Amid American jubilation over a narrow U.S. win, the Soviets were given end-of-game do-overs because of timing errors and involvement by the governing body, until the U.S.S.R. scored a winning basket to end the game. U.S. players, amateurs in their early 20s, believed they were pawns in geopolitics unjustly defeated and refused to accept silver medals. To this day the players, including Illinois native and former Bulls coach Doug Collins, are in agreement to decline them forever.

Gallagher, who lives in suburban Clarendon Hills, co-authored the book “Stolen Glory” about the game. The native New Yorker is a personal-injury lawyer and a basketball fanatic who played in college in Canada.

He is also a recreational marathon runner who strikes me as a bit restless. Years ago, he spent his free time coaching high school basketball for Chicago Public Schools, mostly at Prosser. Since 2008, he has taken up pursuit of a gold medal for the 1972 U.S. team.

“I like challenges,” he told me.

I think Gallagher, 59, is chasing a lost cause. But his zealous work on this got my attention and might resonate with those who couldn’t believe their eyes back in 1972 as well as anyone who once believed the Olympics embody fair play.

His legal background suits Gallagher well as he seeks a hearing with the International Olympic Committee to claim an undue influence, in this case the head of FIBA, the international basketball governing body, ordered referees to play the final seconds over, then again until the outcome was favorable for the Soviets.

FIBA and the IOC have sent Gallagher letters telling him the matter is closed. Nevertheless, he has tracked down a referee from the game who is still alive, FIBA Hall of Famer Artenik Arabadjian of Bulgaria. Gallagher told me that through an intermediary in Bulgaria, he is asking Arabadjian to submit an affidavit essentially acknowledging the outcome was unduly influenced.

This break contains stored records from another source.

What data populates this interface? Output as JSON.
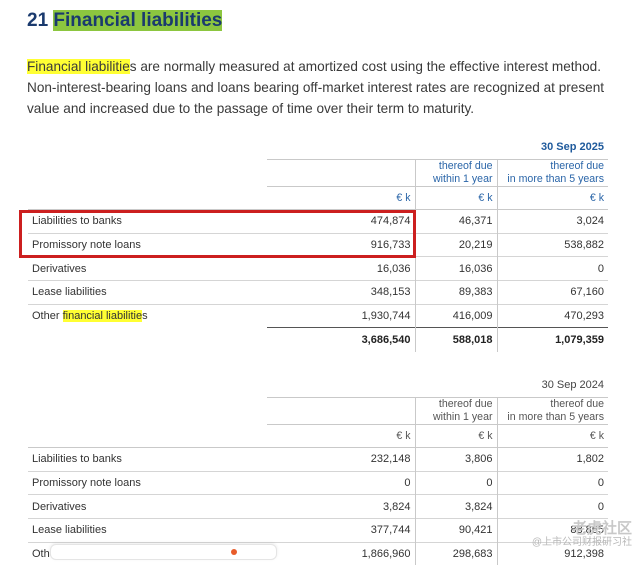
{
  "section": {
    "number": "21",
    "title": "Financial liabilities"
  },
  "intro": {
    "highlight": "Financial liabilitie",
    "rest": "s are normally measured at amortized cost using the effective interest method. Non-interest-bearing loans and loans bearing off-market interest rates are recognized at present value and increased due to the passage of time over their term to maturity."
  },
  "table_2025": {
    "date": "30 Sep 2025",
    "col_headers": [
      "",
      "thereof due\nwithin 1 year",
      "thereof due\nin more than 5 years"
    ],
    "unit": "€ k",
    "rows": [
      {
        "label": "Liabilities to banks",
        "total": "474,874",
        "within1": "46,371",
        "over5": "3,024"
      },
      {
        "label": "Promissory note loans",
        "total": "916,733",
        "within1": "20,219",
        "over5": "538,882"
      },
      {
        "label": "Derivatives",
        "total": "16,036",
        "within1": "16,036",
        "over5": "0"
      },
      {
        "label": "Lease liabilities",
        "total": "348,153",
        "within1": "89,383",
        "over5": "67,160"
      },
      {
        "label_prefix": "Other ",
        "label_highlight": "financial liabilitie",
        "label_suffix": "s",
        "total": "1,930,744",
        "within1": "416,009",
        "over5": "470,293"
      }
    ],
    "totals": {
      "total": "3,686,540",
      "within1": "588,018",
      "over5": "1,079,359"
    }
  },
  "table_2024": {
    "date": "30 Sep 2024",
    "col_headers": [
      "",
      "thereof due\nwithin 1 year",
      "thereof due\nin more than 5 years"
    ],
    "unit": "€ k",
    "rows": [
      {
        "label": "Liabilities to banks",
        "total": "232,148",
        "within1": "3,806",
        "over5": "1,802"
      },
      {
        "label": "Promissory note loans",
        "total": "0",
        "within1": "0",
        "over5": "0"
      },
      {
        "label": "Derivatives",
        "total": "3,824",
        "within1": "3,824",
        "over5": "0"
      },
      {
        "label": "Lease liabilities",
        "total": "377,744",
        "within1": "90,421",
        "over5": "88,865"
      },
      {
        "label": "Other financial liabilities",
        "total": "1,866,960",
        "within1": "298,683",
        "over5": "912,398"
      }
    ]
  },
  "watermark": {
    "line1": "老虎社区",
    "line2": "@上市公司财报研习社"
  },
  "colors": {
    "heading": "#1a3a6e",
    "heading_highlight": "#8cc63f",
    "text_highlight": "#ffff33",
    "annotation_box": "#cc1f1f",
    "accent_blue": "#2a65a8"
  }
}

Gallagher said that based on two phone conversations with the man he is optimistic he will get it. He is sympathetic to the pressure referees must have felt once the order came from FIBA, which controlled future international assignments for referees. Perhaps now the man can unburden himself.

Such an admission would be a victory of sorts, and Gallagher is hinging his hopes for a hearing on it.

He went to great lengths to find the referee. Three years ago, after hearing the man had just moved from New York back to Bulgaria, he went through his garbage and found an envelope with an address for the man’s son, he told me. That set in motion the latest development.

Gallagher says he isn’t looking for a stripping of the Soviet’s gold but a duplicate gold for the U.S. “Then the players can decide if they want them.”

He believes there is precedent for this, pointing to a judging scandal in figure skating in 2002 that led to duplicate gold medals being awarded.

“My daughter said very few people change history,” Gallagher said. “That’s what I plan to do.”